IJL - Ouest

Nouvelle radio autochtone en Alberta

Une nouvelle radio autochtone multilingue nommée The Raven (le corbeau) a pris son envol le 1er février en Alberta. Mêlant nouvelles, culture et musique autochtone, The Raven 89.3 diffuse en anglais et en cinq langues traditionnelles régionales.

_________________

Gratianne Daum

Initiative de journalisme local – APF - Ouest

 

Il s’agit de la troisième station pour le groupe de médias albertain Aboriginal Multi-Media Society (AMMS). Bert Crowfoot en est le propriétaire. Dans un communiqué, il s’est dit «très fier de ce nouveau bébé». Il explique avoir voulu lancer cette troisième radio pour offrir une nouvelle plateforme pour les musiciens autochtones et mettre en avant d’autres talents et genres musicaux que la musique country, spécialité de l’autre radio autochtone edmontonienne. L’intérêt était au rendez-vous, selon lui : «Nous avons reçu près de cent démos venant de partout en Amérique du Nord. Des artistes qui voulaient nous donner leurs chansons.»

Une radio culturelle bilingue

Chaque journée de programmation commence avec une prière traditionnelle et une chanson de bienvenue. Crowfoot explique que, pendant le segment, l’animateur annonce en anglais la langue qui sera utilisée dans le prochain segment. Que ce soit le Cree, le Blackfoot, le Déné, le Nakoda-Sioux ou le Mich. «Nous voulons partager notre culture et éduquer les auditeurs pour qu’ils puissent écouter dans les deux langues. Car [sans cela] pour une personne dont ce n’est pas la langue, ce serait juste du bruit.»  Il le justifie par l’attrait du public non autochtone pour ces programmes linguistiques et culturels.

Une traduction simultanée n’est pas chose simple.
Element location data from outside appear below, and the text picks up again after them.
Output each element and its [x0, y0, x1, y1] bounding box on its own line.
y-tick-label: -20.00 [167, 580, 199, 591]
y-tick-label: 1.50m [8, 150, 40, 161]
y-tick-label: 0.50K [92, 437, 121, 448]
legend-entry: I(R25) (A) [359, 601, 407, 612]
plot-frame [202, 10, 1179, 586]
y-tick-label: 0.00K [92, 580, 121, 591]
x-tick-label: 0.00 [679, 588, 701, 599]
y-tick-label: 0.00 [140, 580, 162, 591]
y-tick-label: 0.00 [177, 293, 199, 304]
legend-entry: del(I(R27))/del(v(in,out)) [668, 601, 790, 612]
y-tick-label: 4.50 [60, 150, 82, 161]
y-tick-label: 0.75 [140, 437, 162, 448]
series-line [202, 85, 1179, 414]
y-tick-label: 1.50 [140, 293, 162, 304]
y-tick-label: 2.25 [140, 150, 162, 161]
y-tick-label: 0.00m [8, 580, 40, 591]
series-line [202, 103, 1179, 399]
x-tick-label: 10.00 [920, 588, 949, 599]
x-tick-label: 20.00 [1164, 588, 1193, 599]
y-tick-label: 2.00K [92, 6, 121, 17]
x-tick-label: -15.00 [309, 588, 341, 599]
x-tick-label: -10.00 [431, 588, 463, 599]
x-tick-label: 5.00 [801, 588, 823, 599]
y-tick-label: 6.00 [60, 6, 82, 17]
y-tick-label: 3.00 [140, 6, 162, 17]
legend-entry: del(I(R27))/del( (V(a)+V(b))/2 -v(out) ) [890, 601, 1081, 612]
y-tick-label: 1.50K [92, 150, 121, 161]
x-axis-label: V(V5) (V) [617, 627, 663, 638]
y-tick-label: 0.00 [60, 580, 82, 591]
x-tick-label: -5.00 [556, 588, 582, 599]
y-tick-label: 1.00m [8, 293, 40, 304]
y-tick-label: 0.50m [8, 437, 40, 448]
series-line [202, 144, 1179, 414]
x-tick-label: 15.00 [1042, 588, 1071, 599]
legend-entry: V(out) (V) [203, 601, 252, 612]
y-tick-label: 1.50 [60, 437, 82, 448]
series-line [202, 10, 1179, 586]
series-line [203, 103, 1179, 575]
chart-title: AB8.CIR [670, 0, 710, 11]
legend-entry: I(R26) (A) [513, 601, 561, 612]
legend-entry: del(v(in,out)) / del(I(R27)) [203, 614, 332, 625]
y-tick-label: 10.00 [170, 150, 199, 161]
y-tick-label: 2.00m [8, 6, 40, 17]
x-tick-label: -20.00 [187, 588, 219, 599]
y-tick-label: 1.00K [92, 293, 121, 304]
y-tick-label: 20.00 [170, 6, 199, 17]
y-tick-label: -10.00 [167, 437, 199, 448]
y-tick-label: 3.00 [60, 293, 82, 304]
Il rappelle que, si l’anglais est direct et sans ambages, les langues autochtones sont, elles, très détaillées. Il faut souvent inventer des mots pour traduire. Et de donner l’exemple péremptoire de l’ordinateur. Il ajoute qu’en langue Blackfoot, les dialectes diffèrent entre communautés. Procéder ainsi permet donc à la fois de se familiariser tout autant que de pérenniser la langue.
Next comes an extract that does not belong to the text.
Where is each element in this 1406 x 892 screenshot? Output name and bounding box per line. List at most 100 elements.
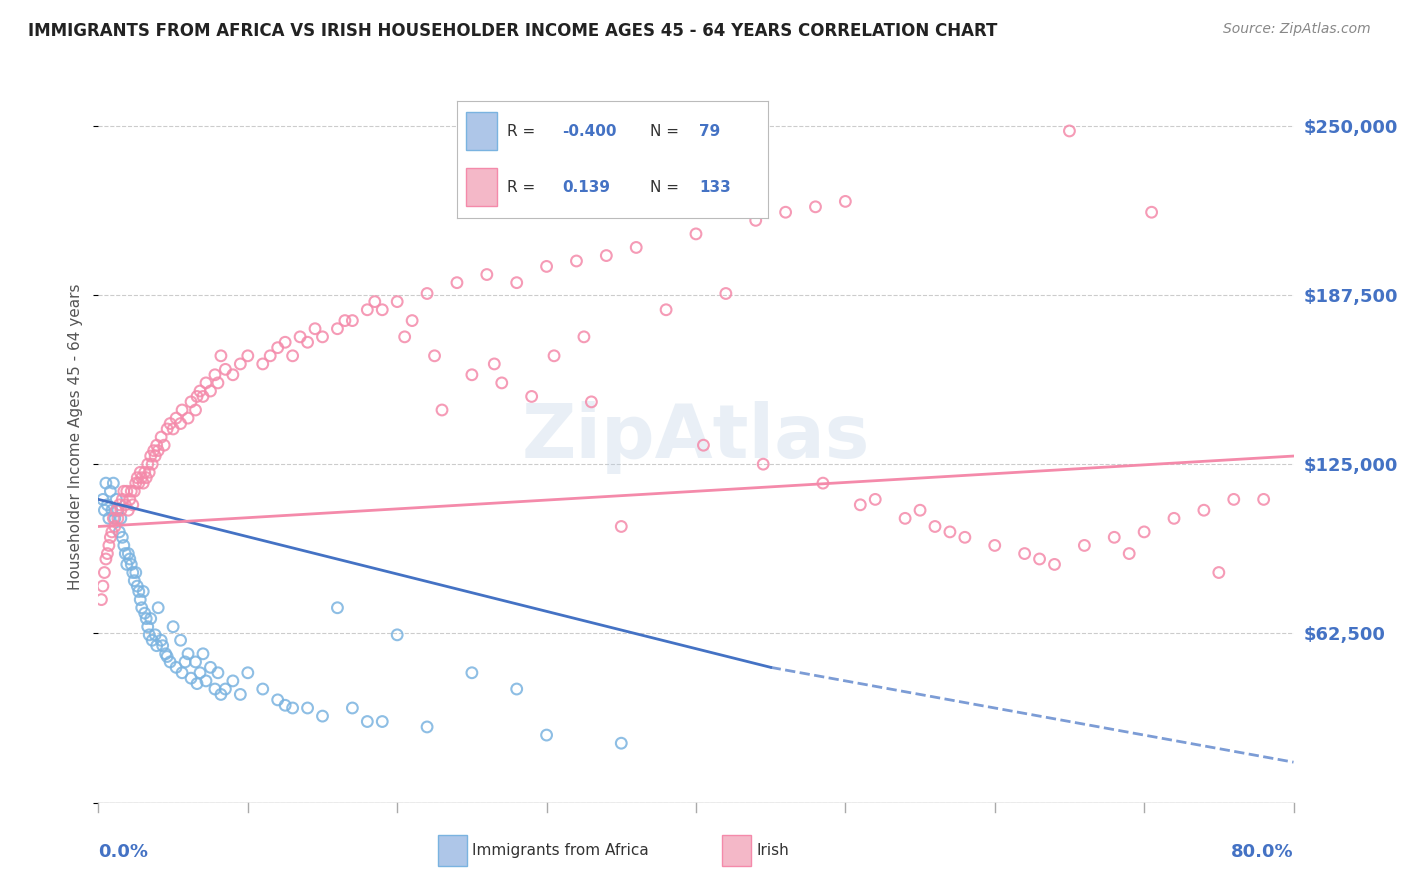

Les retours en ce sens n’ont d’ailleurs pas tardé. Dès le premier jour, un aîné autochtone a appelé le studio. «En substance, il a dit : “j’ai vécu dans la ville [depuis longtemps] et c’est la première fois que j’entends le Déné en ondes… Ma langue me manque”», rapporte Crowfoot.

Le nom, The Raven, vient naturellement de cette culture. «Le corbeau est un messager. Il signale lorsqu’il y a quelqu’un d’autre aux alentours. Il est utile et c’est un peu comme un conteur d’histoires.»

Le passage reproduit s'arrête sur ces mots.